We can create functions that will write a command and read a reply, validate that it conforms to a regular expression, and possibly extract certain values:

    def writeStringExpectMatchingString(self, string, replyPattern, alternatePattern = None, endPoints=(None,None)):
        with self.transactionLock:
            self.writeString(string, endPoints[0])
            reply = self.readString(endPoints[1])
            match = re.search(replyPattern, reply)
            if match is None:
                if alternatePattern is not None:
                    match = re.search(alternatePattern, reply)
                    if match is None:
                        raise CommunicationReadAlternateMatch(reply)
                raise CommunicationReadNoMatch("Unable to find first group with pattern:'{0}'".format(replyPattern))

        return reply

    def writeStringReadFirstMatchingGroup(self, string, replyPattern, alternatePattern = None, endPoints=(None,None)):
        with self.transactionLock:
            reply, groups = self.writeStringReadMatchingGroups(string, replyPattern, alternatePattern, endPoints)
            if len(groups) >= 1:
                return reply, groups[0]
            else:
                raise CommunicationReadNoMatch("Unable to find first group with pattern:'{0}' in {1}".format(replyPattern, groups))

    def writeStringReadMatchingGroups(self, string, replyPattern, alternatePattern = None, endPoints=(None,None)):
        with self.transactionLock:
            self.writeString(string, endPoints[0])
            reply = self.readString(endPoints[1])

            match = re.search(replyPattern, reply)

            if match is not None:
                return reply, match.groups()
            else:
                raise CommunicationReadNoMatch("Unable to match pattern:'{0}' in reply:'{1}'".format(replyPattern, reply))

    def readMatchingGroups(self, replyPattern, alternatePattern = None, endPoint=None):
        reply = self.readString(endPoint=endPoint)

        match = re.search(replyPattern, reply)

        if match is not None:
            return reply, match.groups()
        else:
            raise CommunicationReadNoMatch("Unable to match pattern:'{0}' in reply:'{1}'".format(replyPattern, reply))
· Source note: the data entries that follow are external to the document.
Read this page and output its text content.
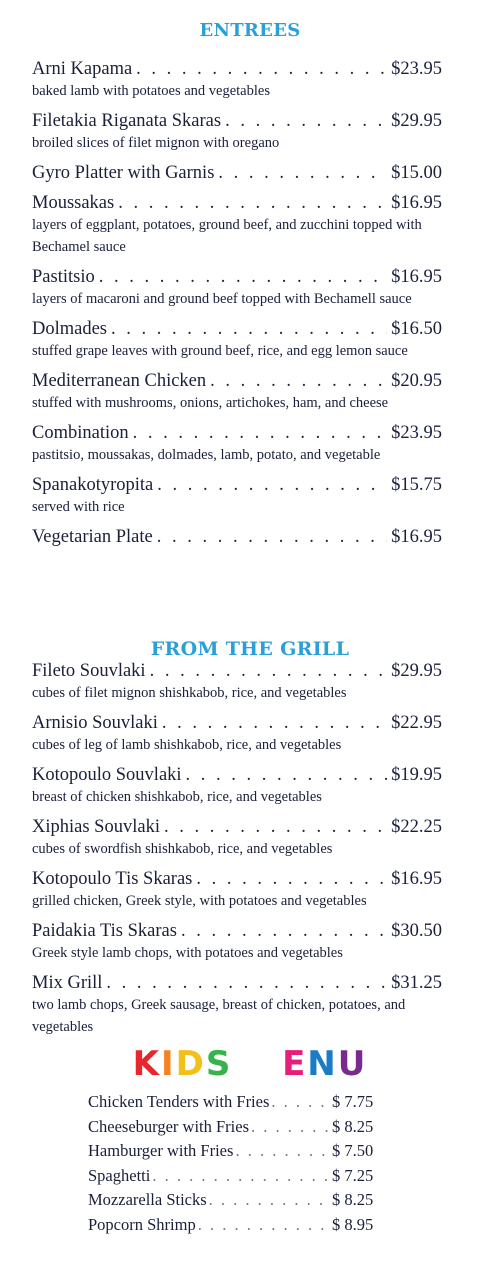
ENTREES
Arni Kapama . . .	$23.95
baked lamb with potatoes and vegetables
Filetakia Riganata Skaras . . .	$29.95
broiled slices of filet mignon with oregano
Gyro Platter with Garnis . . .	$15.00
Moussakas . . .	$16.95
layers of eggplant, potatoes, ground beef, and zucchini topped with Bechamel sauce
Pastitsio . . .	$16.95
layers of macaroni and ground beef topped with Bechamell sauce
Dolmades . . .	$16.50
stuffed grape leaves with ground beef, rice, and egg lemon sauce
Mediterranean Chicken . . .	$20.95
stuffed with mushrooms, onions, artichokes, ham, and cheese
Combination . . .	$23.95
pastitsio, moussakas, dolmades, lamb, potato, and vegetable
Spanakotyropita . . .	$15.75
served with rice
Vegetarian Plate . . .	$16.95
FROM THE GRILL
Fileto Souvlaki . . .	$29.95
cubes of filet mignon shishkabob, rice, and vegetables
Arnisio Souvlaki . . .	$22.95
cubes of leg of lamb shishkabob, rice, and vegetables
Kotopoulo Souvlaki . . .	$19.95
breast of chicken shishkabob, rice, and vegetables
Xiphias Souvlaki . . .	$22.25
cubes of swordfish shishkabob, rice, and vegetables
Kotopoulo Tis Skaras . . .	$16.95
grilled chicken, Greek style, with potatoes and vegetables
Paidakia Tis Skaras . . .	$30.50
Greek style lamb chops, with potatoes and vegetables
Mix Grill . . .	$31.25
two lamb chops, Greek sausage, breast of chicken, potatoes, and vegetables
KIDS MENU
Chicken Tenders with Fries . . .	$ 7.75
Cheeseburger with Fries . . .	$ 8.25
Hamburger with Fries . . .	$ 7.50
Spaghetti . . .	$ 7.25
Mozzarella Sticks . . .	$ 8.25
Popcorn Shrimp . . .	$ 8.95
Important points to notice:

  1. Notice how it does not assume any type of communication port, it simply makes use of the primitive readString and writeString, which are automatically implemented in all subclasses because each subclass implements readData and writeData.
  2. I will describe in more details the portLock and transactionLock later, but it is important to appreciate (while you may not understand the details) that if we have a multi-threaded application:
    1. we do not want any other functions to access the port while we are accessing it. This is the purpose of portLock: we get exclusive access while we need it becausw we block anybody else trying to.
    2. if we write a command where we expect a reply, we don't want anyone to send another command while we are waiting for our reply. This is the purpose of transactionLock: a transaction in the HardwareLibrary module is a combination command-reply. most devices do not accept multiple commands before the previous one is not processed.

3. Encapsulate the command-reply behaviour in a Command class

This will be discussed later, but Command, TextCommand and DataCommand classes are defined to manage everything in a single entity. 95% of the time, we send a command, read a reply and extract a value from the reply, then do something with this value. This can be encapsulated in a class that will manage all the details for us.